Now I don’t remember if it was before or after the stumble, but sometime that evening I read this in Sri Aurobindo’s Letters on Yoga:
Yes, the difficulty is always that something in the nature gives a hold to the attack. It either still indulges it and likes it or even, if wanting to be free, is too accustomed to receive and respond to the old feelings, thoughts, suggestions and does not yet know how not to respond. The first thing is for the mental being to stand back, refuse to accept, say “This is no longer mine.” Then, even if the vital feeling responds to the attack, one part of the nature can be free and observe and discourage it. The next thing is for this free part to impose the same will of detachment on the vital so that after a time this also when the attack comes feels that it is something foreign, not its own,—as if a stranger had come into the room and was trying to impose his ideas or his will on the inmates. After that it becomes more easy to get rid of it altogether.1
The next morning I awoke a couple of hours before I needed to get up, and the worry that I may have really tweaked my back the night before hit again, creating anxious thoughts. I was able to go back to sleep though and had this dream:
These four guys in their late teens have broken into a house and are robbing it. The woman of the house is there, and one of them drags her into the back yard. She’s in her thirties or forties and is slim and attractive. She seems to be a housewife and I know that she actually knows all these boys from the neighborhood. She’s wearing a skirt, and the guy is trying to pull her panties off, but she’s resisting him. Then it changes and now it’s like she’s given in. The guy is on top of her and having sex with her. She seems to be taking pleasure in it, but she also seems to be out of it, like she’s drugged or something, and the whole scene has a sickly sort of blue color to it. It’s not seen but I know the other three boys each have a turn with her as well.

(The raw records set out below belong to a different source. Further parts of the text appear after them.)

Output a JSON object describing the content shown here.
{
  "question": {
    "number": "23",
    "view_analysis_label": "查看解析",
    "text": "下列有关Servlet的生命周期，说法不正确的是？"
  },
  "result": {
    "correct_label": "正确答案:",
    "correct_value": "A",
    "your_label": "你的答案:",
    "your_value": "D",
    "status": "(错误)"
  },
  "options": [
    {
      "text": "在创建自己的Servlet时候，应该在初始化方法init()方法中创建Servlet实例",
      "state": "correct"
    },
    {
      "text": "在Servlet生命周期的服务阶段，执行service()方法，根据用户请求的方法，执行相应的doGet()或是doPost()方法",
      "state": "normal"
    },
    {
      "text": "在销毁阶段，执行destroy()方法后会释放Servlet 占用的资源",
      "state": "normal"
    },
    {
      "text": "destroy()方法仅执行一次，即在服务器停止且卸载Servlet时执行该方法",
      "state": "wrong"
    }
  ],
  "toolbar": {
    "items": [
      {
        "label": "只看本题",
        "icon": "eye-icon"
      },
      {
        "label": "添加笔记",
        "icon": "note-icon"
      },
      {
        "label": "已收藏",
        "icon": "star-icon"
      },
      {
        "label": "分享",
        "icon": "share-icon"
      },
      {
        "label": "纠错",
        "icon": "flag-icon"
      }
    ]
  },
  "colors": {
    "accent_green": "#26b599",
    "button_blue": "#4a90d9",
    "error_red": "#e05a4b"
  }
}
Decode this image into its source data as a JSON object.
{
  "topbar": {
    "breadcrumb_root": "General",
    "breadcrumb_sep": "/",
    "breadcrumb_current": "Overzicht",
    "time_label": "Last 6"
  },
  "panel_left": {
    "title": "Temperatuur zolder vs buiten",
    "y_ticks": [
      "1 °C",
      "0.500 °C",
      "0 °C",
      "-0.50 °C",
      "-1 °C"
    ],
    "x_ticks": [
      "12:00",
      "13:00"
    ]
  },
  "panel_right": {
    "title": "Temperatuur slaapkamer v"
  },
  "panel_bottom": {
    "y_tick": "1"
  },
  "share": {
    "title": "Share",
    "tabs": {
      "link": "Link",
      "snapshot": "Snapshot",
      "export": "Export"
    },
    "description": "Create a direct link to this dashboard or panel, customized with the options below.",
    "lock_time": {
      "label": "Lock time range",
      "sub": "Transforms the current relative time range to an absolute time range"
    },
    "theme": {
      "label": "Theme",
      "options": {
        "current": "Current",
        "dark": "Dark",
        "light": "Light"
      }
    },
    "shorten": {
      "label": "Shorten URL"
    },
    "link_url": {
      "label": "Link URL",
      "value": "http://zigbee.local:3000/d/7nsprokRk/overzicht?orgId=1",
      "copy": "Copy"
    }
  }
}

When I awoke from the dream I found myself struggling with the anxiety again. Then I recalled what I’d read the night before, and the meaning of the dream came clear. The woman is my vital and the four boys were the anxious thoughts and feelings having their way with it. I saw my vital was responding to the suggestions more out of habit then anything, like the woman in the dream who, although she struggled at first, gave in to the rape, but it was like she was drugged and wasn’t totally with it. The vital even takes a sort of pleasure in these negative movements just like the woman was taking pleasure in the rape in the dream.
As you might expect seeing what was happening so clearly gave the impetus and will to do as Sri Aurobindo recommends and detach and witness the movement as a foreign invasion. It died down for the most part after that though it did linger for a little while after I actually got out of bed and went about my day.
In closing, I’ll say this isn’t the first time I’ve encountered this idea in Sri Aurobindo’s writings nor the first time I’ve tried to put it into practice. It’s so easy to forget though in the heat of a vital movement. Maybe this time however the reading coupled with a dream like that has made the lesson stick in such a way that a step forward has been taken in handling these kinds of vital uprisings. I hope so.
References
- Complete Works of Sri Aurobindo Vol 31 Letters on Yoga Volume 4 pg 792.